Immunohistochemical Features of PrPd Accumulation in Natural and Experimental Goat Transmissible Spongiform Encephalopathies

Abstract

Scrapie is a transmissible spongiform encephalopathy (TSE) or prion disease, which naturally affects sheep and goats. Immunohistochemical epitope mapping of abnormal PrP accumulations (PrP(d)) in brain can help in characterizing sheep TSE sources or strains and in identifying potential bovine spongiform encephalopathy (BSE) infections of sheep. Natural and experimental TSE infections of goats were examined to determine whether the epitope mapping approach could also be applied to aid recognition of BSE infection in goats. Goats experimentally infected with the SSBP/1 or CH1641 sheep scrapie strains or with cattle BSE, together with four field cases of natural TSE in goats, were examined immunohistochemically with six different antibodies. CH1641 and SSBP/1 infections in goats, as in sheep, showed PrP(d) accumulations which were mainly intracellular.

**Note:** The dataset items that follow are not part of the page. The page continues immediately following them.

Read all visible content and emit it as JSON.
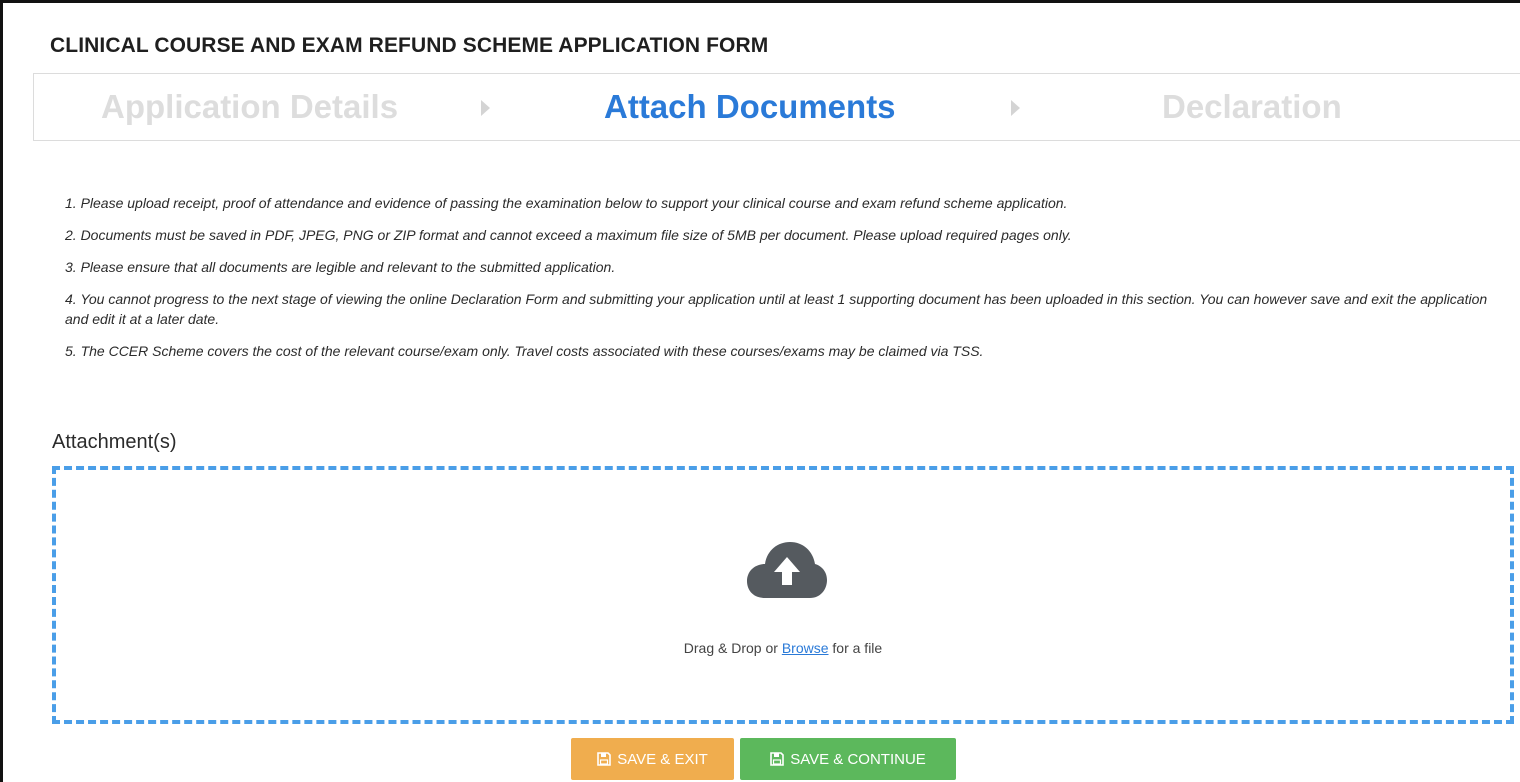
{
  "form": {
    "title": "CLINICAL COURSE AND EXAM REFUND SCHEME APPLICATION FORM"
  },
  "steps": [
    {
      "label": "Application Details",
      "state": "inactive"
    },
    {
      "label": "Attach Documents",
      "state": "active"
    },
    {
      "label": "Declaration",
      "state": "inactive"
    }
  ],
  "instructions": [
    "1. Please upload receipt, proof of attendance and evidence of passing the examination below to support your clinical course and exam refund scheme application.",
    "2. Documents must be saved in PDF, JPEG, PNG or ZIP format and cannot exceed a maximum file size of 5MB per document. Please upload required pages only.",
    "3. Please ensure that all documents are legible and relevant to the submitted application.",
    "4. You cannot progress to the next stage of viewing the online Declaration Form and submitting your application until at least 1 supporting document has been uploaded in this section. You can however save and exit the application and edit it at a later date.",
    "5. The CCER Scheme covers the cost of the relevant course/exam only. Travel costs associated with these courses/exams may be claimed via TSS."
  ],
  "attachments": {
    "label": "Attachment(s)",
    "drop_text_before": "Drag & Drop or ",
    "browse_link": "Browse",
    "drop_text_after": " for a file",
    "icon": "cloud-upload-icon"
  },
  "buttons": {
    "save_exit": "SAVE & EXIT",
    "save_continue": "SAVE & CONTINUE",
    "icon": "floppy-disk-icon"
  },
  "colors": {
    "active_step": "#2a7ad8",
    "inactive_step": "#dddddd",
    "dropzone_border": "#4a9ee8",
    "save_exit": "#f0ad4e",
    "save_continue": "#5cb85c"
  }
}
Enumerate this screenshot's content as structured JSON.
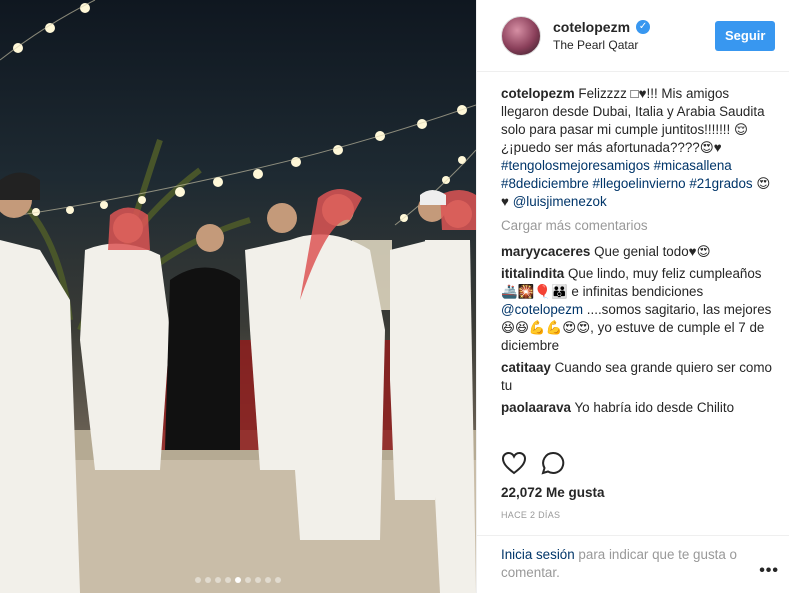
{
  "header": {
    "username": "cotelopezm",
    "location": "The Pearl Qatar",
    "follow_label": "Seguir"
  },
  "caption": {
    "username": "cotelopezm",
    "text": "Felizzzz □♥!!! Mis amigos llegaron desde Dubai, Italia y Arabia Saudita solo para pasar mi cumple juntitos!!!!!!! 😌 ¿¡puedo ser más afortunada????😍♥",
    "hashtags": "#tengolosmejoresamigos #micasallena #8dediciembre #llegoelinvierno #21grados",
    "end_emoji": "😍♥",
    "mention": "@luisjimenezok"
  },
  "load_more": "Cargar más comentarios",
  "comments": [
    {
      "user": "maryycaceres",
      "text": "Que genial todo♥😍"
    },
    {
      "user": "ititalindita",
      "text": "Que lindo, muy feliz cumpleaños 🚢🎇🎈👪 e infinitas bendiciones ",
      "mention": "@cotelopezm",
      "text2": " ....somos sagitario, las mejores😆😆💪💪😍😍, yo estuve de cumple el 7 de diciembre"
    },
    {
      "user": "catitaay",
      "text": "Cuando sea grande quiero ser como tu"
    },
    {
      "user": "paolaarava",
      "text": "Yo habría ido desde Chilito"
    }
  ],
  "likes": "22,072 Me gusta",
  "time_ago": "HACE 2 DÍAS",
  "login_prompt": {
    "link": "Inicia sesión",
    "text": " para indicar que te gusta o comentar."
  },
  "more_options": "•••",
  "carousel": {
    "count": 9,
    "active_index": 4
  },
  "colors": {
    "accent": "#3897f0",
    "link": "#003569",
    "muted": "#999999"
  },
  "icons": [
    "heart-icon",
    "comment-icon",
    "verified-badge-icon",
    "more-options-icon"
  ]
}
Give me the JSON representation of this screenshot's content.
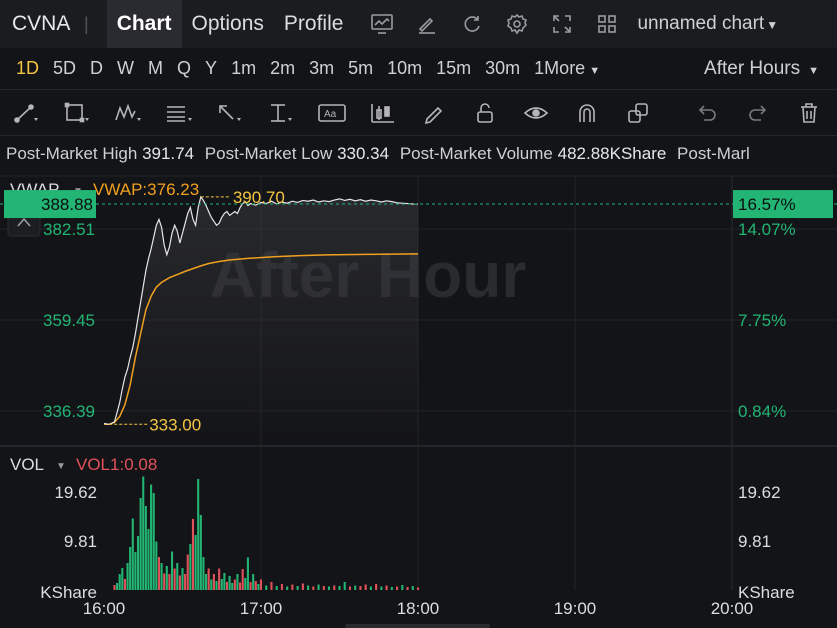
{
  "header": {
    "symbol": "CVNA",
    "tabs": [
      "Chart",
      "Options",
      "Profile"
    ],
    "active_tab": "Chart",
    "chart_name": "unnamed chart"
  },
  "timeframes": {
    "items": [
      "1D",
      "5D",
      "D",
      "W",
      "M",
      "Q",
      "Y",
      "1m",
      "2m",
      "3m",
      "5m",
      "10m",
      "15m",
      "30m",
      "1More"
    ],
    "active": "1D",
    "session": "After Hours"
  },
  "stats": {
    "high_label": "Post-Market High",
    "high_value": "391.74",
    "low_label": "Post-Market Low",
    "low_value": "330.34",
    "volume_label": "Post-Market Volume",
    "volume_value": "482.88KShare",
    "cut_label": "Post-Marl"
  },
  "price_panel": {
    "indicator": "VWAP",
    "indicator_value": "VWAP:376.23",
    "watermark": "After Hour",
    "current_price": "388.88",
    "current_pct": "16.57%",
    "left_ticks": [
      "382.51",
      "359.45",
      "336.39"
    ],
    "right_ticks": [
      "14.07%",
      "7.75%",
      "0.84%"
    ],
    "high_marker": "390.70",
    "low_marker": "333.00"
  },
  "volume_panel": {
    "indicator": "VOL",
    "indicator_value": "VOL1:0.08",
    "ticks": [
      "19.62",
      "9.81"
    ],
    "unit": "KShare"
  },
  "x_axis": [
    "16:00",
    "17:00",
    "18:00",
    "19:00",
    "20:00"
  ],
  "colors": {
    "up": "#22b573",
    "down": "#e0525a",
    "vwap": "#f0a020",
    "accent": "#f5c542",
    "price_line": "#e6e6e6"
  },
  "chart_data": {
    "type": "line",
    "x_range": [
      "16:00",
      "20:00"
    ],
    "price": {
      "ylim": [
        328,
        396
      ],
      "values": [
        [
          0,
          333.2
        ],
        [
          2,
          333.0
        ],
        [
          4,
          333.6
        ],
        [
          5,
          336.0
        ],
        [
          6,
          338.5
        ],
        [
          7,
          342.0
        ],
        [
          8,
          345.0
        ],
        [
          9,
          347.0
        ],
        [
          10,
          350.0
        ],
        [
          11,
          352.5
        ],
        [
          12,
          356.0
        ],
        [
          13,
          360.0
        ],
        [
          14,
          364.0
        ],
        [
          15,
          368.0
        ],
        [
          16,
          372.0
        ],
        [
          17,
          375.0
        ],
        [
          18,
          377.5
        ],
        [
          19,
          380.5
        ],
        [
          20,
          383.5
        ],
        [
          21,
          385.0
        ],
        [
          22,
          383.0
        ],
        [
          23,
          378.5
        ],
        [
          24,
          376.0
        ],
        [
          25,
          378.0
        ],
        [
          26,
          381.5
        ],
        [
          27,
          383.5
        ],
        [
          28,
          382.0
        ],
        [
          29,
          379.0
        ],
        [
          30,
          381.5
        ],
        [
          31,
          384.0
        ],
        [
          32,
          386.5
        ],
        [
          33,
          388.0
        ],
        [
          34,
          385.0
        ],
        [
          35,
          383.5
        ],
        [
          36,
          388.0
        ],
        [
          37,
          390.7
        ],
        [
          38,
          389.8
        ],
        [
          39,
          388.5
        ],
        [
          40,
          387.0
        ],
        [
          41,
          385.5
        ],
        [
          42,
          384.5
        ],
        [
          43,
          383.5
        ],
        [
          44,
          384.0
        ],
        [
          45,
          385.5
        ],
        [
          46,
          386.5
        ],
        [
          47,
          387.0
        ],
        [
          48,
          386.0
        ],
        [
          49,
          386.5
        ],
        [
          50,
          387.0
        ],
        [
          51,
          386.5
        ],
        [
          52,
          388.0
        ],
        [
          53,
          389.0
        ],
        [
          54,
          389.5
        ],
        [
          55,
          388.5
        ],
        [
          56,
          389.0
        ],
        [
          58,
          388.6
        ],
        [
          60,
          389.3
        ],
        [
          62,
          389.0
        ],
        [
          64,
          389.6
        ],
        [
          66,
          388.9
        ],
        [
          68,
          389.4
        ],
        [
          70,
          389.1
        ],
        [
          72,
          389.6
        ],
        [
          74,
          389.3
        ],
        [
          76,
          389.8
        ],
        [
          78,
          389.6
        ],
        [
          80,
          389.9
        ],
        [
          82,
          389.4
        ],
        [
          84,
          389.7
        ],
        [
          86,
          389.5
        ],
        [
          88,
          389.9
        ],
        [
          90,
          390.2
        ],
        [
          92,
          389.8
        ],
        [
          94,
          390.1
        ],
        [
          96,
          389.7
        ],
        [
          98,
          390.0
        ],
        [
          100,
          389.6
        ],
        [
          102,
          389.9
        ],
        [
          104,
          389.7
        ],
        [
          106,
          389.4
        ],
        [
          108,
          389.7
        ],
        [
          110,
          389.5
        ],
        [
          112,
          389.2
        ],
        [
          114,
          389.1
        ],
        [
          116,
          389.0
        ],
        [
          118,
          388.9
        ],
        [
          120,
          388.88
        ]
      ],
      "vwap": [
        [
          0,
          333.0
        ],
        [
          2,
          333.0
        ],
        [
          4,
          333.5
        ],
        [
          6,
          335.0
        ],
        [
          8,
          338.0
        ],
        [
          10,
          343.0
        ],
        [
          12,
          350.0
        ],
        [
          14,
          356.0
        ],
        [
          16,
          362.0
        ],
        [
          18,
          365.5
        ],
        [
          20,
          367.8
        ],
        [
          22,
          369.0
        ],
        [
          25,
          370.2
        ],
        [
          28,
          371.0
        ],
        [
          31,
          371.8
        ],
        [
          34,
          372.5
        ],
        [
          37,
          373.2
        ],
        [
          40,
          373.8
        ],
        [
          44,
          374.3
        ],
        [
          48,
          374.7
        ],
        [
          55,
          375.1
        ],
        [
          65,
          375.5
        ],
        [
          75,
          375.8
        ],
        [
          85,
          376.0
        ],
        [
          100,
          376.1
        ],
        [
          120,
          376.23
        ]
      ]
    },
    "volume": {
      "ylim": [
        0,
        28
      ],
      "bars": [
        [
          4,
          1.0,
          0
        ],
        [
          5,
          1.4,
          1
        ],
        [
          6,
          3.2,
          1
        ],
        [
          7,
          4.4,
          1
        ],
        [
          8,
          2.2,
          0
        ],
        [
          9,
          5.4,
          1
        ],
        [
          10,
          8.6,
          1
        ],
        [
          11,
          14.3,
          1
        ],
        [
          12,
          7.6,
          1
        ],
        [
          13,
          10.8,
          1
        ],
        [
          14,
          18.4,
          1
        ],
        [
          15,
          22.7,
          1
        ],
        [
          16,
          16.8,
          1
        ],
        [
          17,
          12.2,
          1
        ],
        [
          18,
          21.1,
          1
        ],
        [
          19,
          19.4,
          1
        ],
        [
          20,
          9.7,
          1
        ],
        [
          21,
          6.6,
          0
        ],
        [
          22,
          5.4,
          1
        ],
        [
          23,
          3.3,
          0
        ],
        [
          24,
          4.8,
          1
        ],
        [
          25,
          3.2,
          0
        ],
        [
          26,
          7.7,
          1
        ],
        [
          27,
          4.3,
          0
        ],
        [
          28,
          5.4,
          1
        ],
        [
          29,
          2.9,
          0
        ],
        [
          30,
          4.4,
          1
        ],
        [
          31,
          3.2,
          0
        ],
        [
          32,
          7.1,
          0
        ],
        [
          33,
          9.2,
          1
        ],
        [
          34,
          14.2,
          0
        ],
        [
          35,
          11.0,
          1
        ],
        [
          36,
          22.2,
          1
        ],
        [
          37,
          15.0,
          1
        ],
        [
          38,
          6.6,
          1
        ],
        [
          39,
          3.2,
          1
        ],
        [
          40,
          4.3,
          0
        ],
        [
          41,
          2.1,
          1
        ],
        [
          42,
          3.2,
          0
        ],
        [
          43,
          1.8,
          1
        ],
        [
          44,
          4.3,
          0
        ],
        [
          45,
          2.2,
          1
        ],
        [
          46,
          3.4,
          1
        ],
        [
          47,
          1.6,
          0
        ],
        [
          48,
          2.8,
          1
        ],
        [
          49,
          1.4,
          1
        ],
        [
          50,
          2.1,
          0
        ],
        [
          51,
          3.2,
          1
        ],
        [
          52,
          1.5,
          0
        ],
        [
          53,
          4.2,
          0
        ],
        [
          54,
          2.4,
          1
        ],
        [
          55,
          6.5,
          1
        ],
        [
          56,
          1.6,
          0
        ],
        [
          57,
          3.2,
          1
        ],
        [
          58,
          1.8,
          0
        ],
        [
          59,
          1.2,
          1
        ],
        [
          60,
          2.1,
          0
        ],
        [
          62,
          0.9,
          1
        ],
        [
          64,
          1.6,
          0
        ],
        [
          66,
          0.8,
          1
        ],
        [
          68,
          1.2,
          0
        ],
        [
          70,
          0.7,
          1
        ],
        [
          72,
          1.1,
          0
        ],
        [
          74,
          0.8,
          1
        ],
        [
          76,
          1.3,
          0
        ],
        [
          78,
          0.9,
          1
        ],
        [
          80,
          0.7,
          0
        ],
        [
          82,
          1.1,
          1
        ],
        [
          84,
          0.8,
          0
        ],
        [
          86,
          0.7,
          1
        ],
        [
          88,
          0.9,
          0
        ],
        [
          90,
          0.8,
          1
        ],
        [
          92,
          1.6,
          1
        ],
        [
          94,
          0.7,
          0
        ],
        [
          96,
          0.9,
          1
        ],
        [
          98,
          0.8,
          0
        ],
        [
          100,
          1.1,
          0
        ],
        [
          102,
          0.7,
          1
        ],
        [
          104,
          1.2,
          0
        ],
        [
          106,
          0.7,
          1
        ],
        [
          108,
          0.9,
          0
        ],
        [
          110,
          0.6,
          1
        ],
        [
          112,
          0.7,
          0
        ],
        [
          114,
          1.0,
          1
        ],
        [
          116,
          0.6,
          0
        ],
        [
          118,
          0.8,
          1
        ],
        [
          120,
          0.5,
          0
        ]
      ]
    }
  }
}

Some differences in targeting, particularly of Purkinje cells, was evident in inter-species comparisons of CH1641 and SSBP/1. PrP(d) labelling of goat BSE experimental cases showed extensive intracellular and extracellular accumulations, also similar to those in sheep BSE. Intra-neuronal PrP(d) in both goat and sheep BSE was labelled only by antibodies recognizing epitopes located C-terminally of residue His99, whereas in natural sheep TSE sources, and in sheep and goat SSBP/1, PrP(d) was also detected by antibodies to epitopes located between residues Trp93 and His99. Testing of four natural goat TSE samples showed one case in which epitope mapping characteristics and the overall patterns of PrP(d) accumulation was identical with those of experimental goat BSE. The four natural goat scrapie cases examined showed some degree of immunohistochemical phenotype variability, suggesting that multiple strains exist within the relatively small UK goat population.